SSH Certificates

1.  Certificates

Cryptographic certificates help you to login from one machine to another without having to type passwords.

If you would like to connect from machine A (local) to machine B (remote) you must:

1.1  Generate a public/private dsa key pair on machine A - on Linux or Os X:

[user@machine_A ~] ssh-keygen -t dsa
  • Accept the default location and name (/home/dalton/.ssh/id_dsa).
  • Don't give a passphrase (because that will defeat the point of not needind to type passwords.)
    • Bear in mind that without a passphrase, anyone that gains access your account will also gain access to you account on the other servers that you have already distributed the key to.
    • But read the item below about ssh-agent, for enhanced security
  • There will be 2 files, id_dsa (keep contents secret) and id_dsa.pub.

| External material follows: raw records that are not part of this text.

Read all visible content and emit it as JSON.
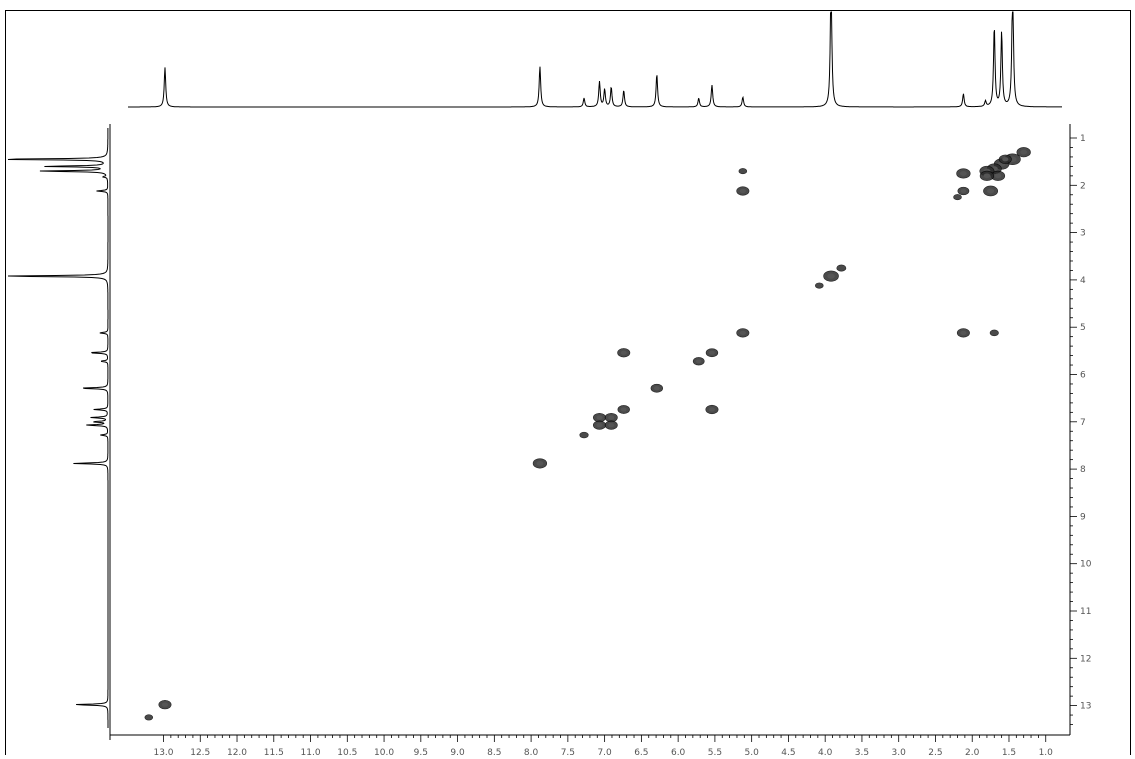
{
  "chart_data": {
    "type": "scatter",
    "subtype": "2D NMR COSY contour plot with 1D projections",
    "x_axis": {
      "range": [
        13.4,
        0.8
      ],
      "reversed": true,
      "ticks": [
        "13.0",
        "12.5",
        "12.0",
        "11.5",
        "11.0",
        "10.5",
        "10.0",
        "9.5",
        "9.0",
        "8.5",
        "8.0",
        "7.5",
        "7.0",
        "6.5",
        "6.0",
        "5.5",
        "5.0",
        "4.5",
        "4.0",
        "3.5",
        "3.0",
        "2.5",
        "2.0",
        "1.5",
        "1.0"
      ]
    },
    "y_axis": {
      "range": [
        0.7,
        13.5
      ],
      "position": "right",
      "ticks": [
        "1",
        "2",
        "3",
        "4",
        "5",
        "6",
        "7",
        "8",
        "9",
        "10",
        "11",
        "12",
        "13"
      ]
    },
    "grid": false,
    "projection_peaks": [
      {
        "ppm": 12.98,
        "h": 0.36
      },
      {
        "ppm": 7.88,
        "h": 0.37
      },
      {
        "ppm": 7.28,
        "h": 0.08
      },
      {
        "ppm": 7.07,
        "h": 0.23
      },
      {
        "ppm": 7.0,
        "h": 0.16
      },
      {
        "ppm": 6.91,
        "h": 0.18
      },
      {
        "ppm": 6.74,
        "h": 0.15
      },
      {
        "ppm": 6.29,
        "h": 0.3
      },
      {
        "ppm": 5.72,
        "h": 0.08
      },
      {
        "ppm": 5.54,
        "h": 0.2
      },
      {
        "ppm": 5.12,
        "h": 0.09
      },
      {
        "ppm": 3.92,
        "h": 1.2
      },
      {
        "ppm": 2.12,
        "h": 0.12
      },
      {
        "ppm": 1.82,
        "h": 0.05
      },
      {
        "ppm": 1.7,
        "h": 0.73
      },
      {
        "ppm": 1.6,
        "h": 0.68
      },
      {
        "ppm": 1.45,
        "h": 1.2
      }
    ],
    "cross_peaks": [
      {
        "x": 1.3,
        "y": 1.3,
        "r": 1.2
      },
      {
        "x": 1.45,
        "y": 1.45,
        "r": 1.5
      },
      {
        "x": 1.6,
        "y": 1.55,
        "r": 1.4
      },
      {
        "x": 1.7,
        "y": 1.65,
        "r": 1.3
      },
      {
        "x": 1.8,
        "y": 1.7,
        "r": 1.3
      },
      {
        "x": 1.65,
        "y": 1.8,
        "r": 1.2
      },
      {
        "x": 1.8,
        "y": 1.8,
        "r": 1.2
      },
      {
        "x": 1.55,
        "y": 1.45,
        "r": 1.0
      },
      {
        "x": 2.12,
        "y": 1.75,
        "r": 1.2
      },
      {
        "x": 2.12,
        "y": 2.12,
        "r": 0.8
      },
      {
        "x": 1.75,
        "y": 2.12,
        "r": 1.3
      },
      {
        "x": 2.2,
        "y": 2.25,
        "r": 0.3
      },
      {
        "x": 5.12,
        "y": 1.7,
        "r": 0.3
      },
      {
        "x": 5.12,
        "y": 2.12,
        "r": 1.0
      },
      {
        "x": 3.92,
        "y": 3.92,
        "r": 1.4
      },
      {
        "x": 3.78,
        "y": 3.75,
        "r": 0.5
      },
      {
        "x": 4.08,
        "y": 4.12,
        "r": 0.3
      },
      {
        "x": 5.12,
        "y": 5.12,
        "r": 1.0
      },
      {
        "x": 2.12,
        "y": 5.12,
        "r": 1.0
      },
      {
        "x": 1.7,
        "y": 5.12,
        "r": 0.4
      },
      {
        "x": 6.74,
        "y": 5.54,
        "r": 1.0
      },
      {
        "x": 5.54,
        "y": 5.54,
        "r": 0.9
      },
      {
        "x": 5.72,
        "y": 5.72,
        "r": 0.8
      },
      {
        "x": 6.29,
        "y": 6.29,
        "r": 0.9
      },
      {
        "x": 6.74,
        "y": 6.74,
        "r": 0.9
      },
      {
        "x": 5.54,
        "y": 6.74,
        "r": 1.0
      },
      {
        "x": 7.07,
        "y": 6.91,
        "r": 1.0
      },
      {
        "x": 6.91,
        "y": 6.91,
        "r": 1.0
      },
      {
        "x": 7.07,
        "y": 7.07,
        "r": 1.0
      },
      {
        "x": 6.91,
        "y": 7.07,
        "r": 1.0
      },
      {
        "x": 7.28,
        "y": 7.28,
        "r": 0.4
      },
      {
        "x": 7.88,
        "y": 7.88,
        "r": 1.2
      },
      {
        "x": 12.98,
        "y": 12.98,
        "r": 1.0
      },
      {
        "x": 13.2,
        "y": 13.25,
        "r": 0.3
      }
    ],
    "colors": {
      "line": "#000000",
      "contour": "#2b2b2b",
      "tick_label": "#555555"
    }
  }
}
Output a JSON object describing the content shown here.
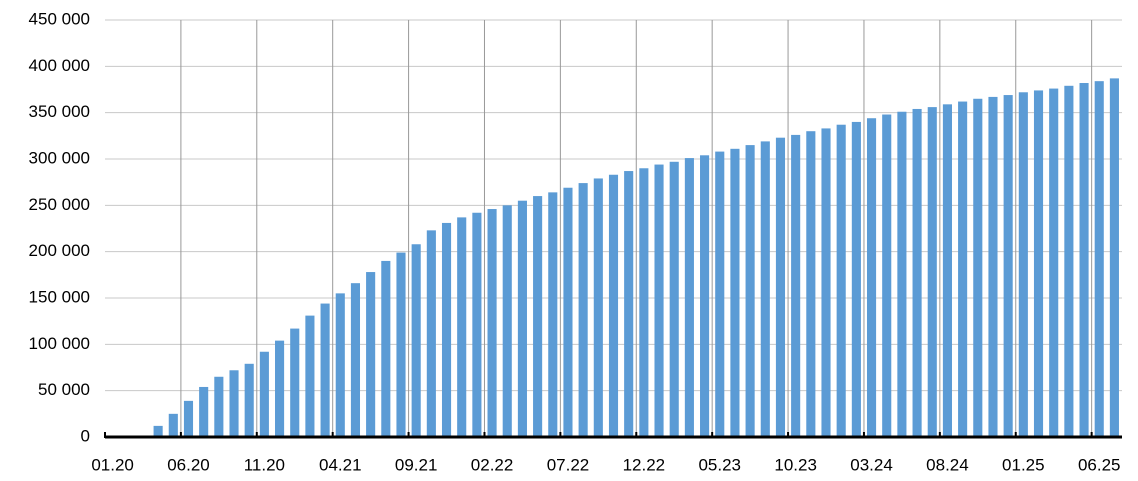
{
  "chart_data": {
    "type": "bar",
    "categories": [
      "01.20",
      null,
      null,
      null,
      null,
      "06.20",
      null,
      null,
      null,
      null,
      "11.20",
      null,
      null,
      null,
      null,
      "04.21",
      null,
      null,
      null,
      null,
      "09.21",
      null,
      null,
      null,
      null,
      "02.22",
      null,
      null,
      null,
      null,
      "07.22",
      null,
      null,
      null,
      null,
      "12.22",
      null,
      null,
      null,
      null,
      "05.23",
      null,
      null,
      null,
      null,
      "10.23",
      null,
      null,
      null,
      null,
      "03.24",
      null,
      null,
      null,
      null,
      "08.24",
      null,
      null,
      null,
      null,
      "01.25",
      null,
      null,
      null,
      null,
      "06.25",
      null
    ],
    "values": [
      0,
      0,
      0,
      12000,
      25000,
      39000,
      54000,
      65000,
      72000,
      79000,
      92000,
      104000,
      117000,
      131000,
      144000,
      155000,
      166000,
      178000,
      190000,
      199000,
      208000,
      223000,
      231000,
      237000,
      242000,
      246000,
      250000,
      255000,
      260000,
      264000,
      269000,
      274000,
      279000,
      283000,
      287000,
      290000,
      294000,
      297000,
      301000,
      304000,
      308000,
      311000,
      315000,
      319000,
      323000,
      326000,
      330000,
      333000,
      337000,
      340000,
      344000,
      348000,
      351000,
      354000,
      356000,
      359000,
      362000,
      365000,
      367000,
      369000,
      372000,
      374000,
      376000,
      379000,
      382000,
      384000,
      387000
    ],
    "color": "#5b9bd5",
    "ylim": [
      0,
      450000
    ],
    "yticks": [
      0,
      {
        "value": 50000,
        "label": "50 000"
      },
      {
        "value": 100000,
        "label": "100 000"
      },
      {
        "value": 150000,
        "label": "150 000"
      },
      {
        "value": 200000,
        "label": "200 000"
      },
      {
        "value": 250000,
        "label": "250 000"
      },
      {
        "value": 300000,
        "label": "300 000"
      },
      {
        "value": 350000,
        "label": "350 000"
      },
      {
        "value": 400000,
        "label": "400 000"
      },
      {
        "value": 450000,
        "label": "450 000"
      }
    ],
    "grid": true
  }
}
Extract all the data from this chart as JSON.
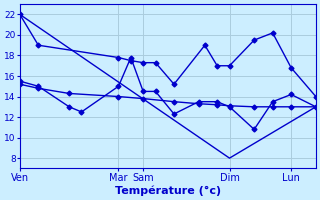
{
  "background_color": "#cceeff",
  "grid_color": "#aaccdd",
  "line_color": "#0000cc",
  "marker": "D",
  "markersize": 2.5,
  "linewidth": 1.0,
  "xlabel": "Température (°c)",
  "xlabel_fontsize": 8,
  "xlabel_color": "#0000cc",
  "ylim": [
    7,
    23
  ],
  "yticks": [
    8,
    10,
    12,
    14,
    16,
    18,
    20,
    22
  ],
  "ytick_fontsize": 6.5,
  "xtick_fontsize": 7,
  "xlim": [
    0,
    24
  ],
  "xtick_positions": [
    0,
    8,
    10,
    17,
    22
  ],
  "xtick_labels": [
    "Ven",
    "Mar",
    "Sam",
    "Dim",
    "Lun"
  ],
  "lines": [
    {
      "x": [
        0,
        1.5,
        8,
        9,
        10,
        11,
        12.5,
        15,
        16,
        17,
        19,
        20.5,
        22,
        24
      ],
      "y": [
        22,
        19,
        17.8,
        17.5,
        17.3,
        17.3,
        15.2,
        19.0,
        17.0,
        17.0,
        19.5,
        20.2,
        16.8,
        14.0
      ],
      "has_marker": true
    },
    {
      "x": [
        0,
        1.5,
        4,
        5,
        8,
        9,
        10,
        11,
        12.5,
        14.5,
        16,
        17,
        19,
        20.5,
        22,
        24
      ],
      "y": [
        15.5,
        15.0,
        13.0,
        12.5,
        15.0,
        17.8,
        14.5,
        14.5,
        12.3,
        13.5,
        13.5,
        13.0,
        10.8,
        13.5,
        14.2,
        13.0
      ],
      "has_marker": true
    },
    {
      "x": [
        0,
        1.5,
        4,
        8,
        10,
        12.5,
        14.5,
        16,
        17,
        19,
        20.5,
        22,
        24
      ],
      "y": [
        15.2,
        14.8,
        14.3,
        14.0,
        13.8,
        13.5,
        13.3,
        13.2,
        13.1,
        13.0,
        13.0,
        13.0,
        13.0
      ],
      "has_marker": true
    },
    {
      "x": [
        0,
        17,
        24
      ],
      "y": [
        22,
        8,
        13.0
      ],
      "has_marker": false
    }
  ]
}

1.2  On Windows, for PuTTY

1.3  Add the public key to the authorized_keys file on machine B (and/or C).

[user@machine_A ~] scp .ssh/id_dsa.pub machine_B:~/.ssh/new_key.pub
[user@machine_B ~] cat new_key.pub >> authorized_keys

1.4  Helper script

A script to help to copy the key, make directories, fix permissions: Attach:ssh_installkey

2.  Certificates with passwords

You can get the benefits of the certificates and retain the security of passwords if you generate a certificate with password, and then use ssh-agent. But this is not-trivial, so you should really read man ssh-agent.

3.  ssh, X11 and su

If you connect to another PC using ssh -X, you can run remote graphical programs and have them display on your machine. Things are still fine if you use sudo, but if you su to another account it will not work:

[sergio@psi ~]$ sudo xlogo
[sergio@psi ~]$ sudo su
[root@psi sergio]# xlogo
X11 connection rejected because of wrong authentication.
X connection to localhost:10.0 broken (explicit kill or server shutdown).

but you can solve this by

[root@psi sergio]# xauth merge ~sergio/.Xauthority
[root@psi sergio]# xlogo

(of course it must be ~your_user/.Xauthority).

Once in a while, check your xauth list and, if there is too much old stuff, use xauth remove, or just rm .Xauthority and login again.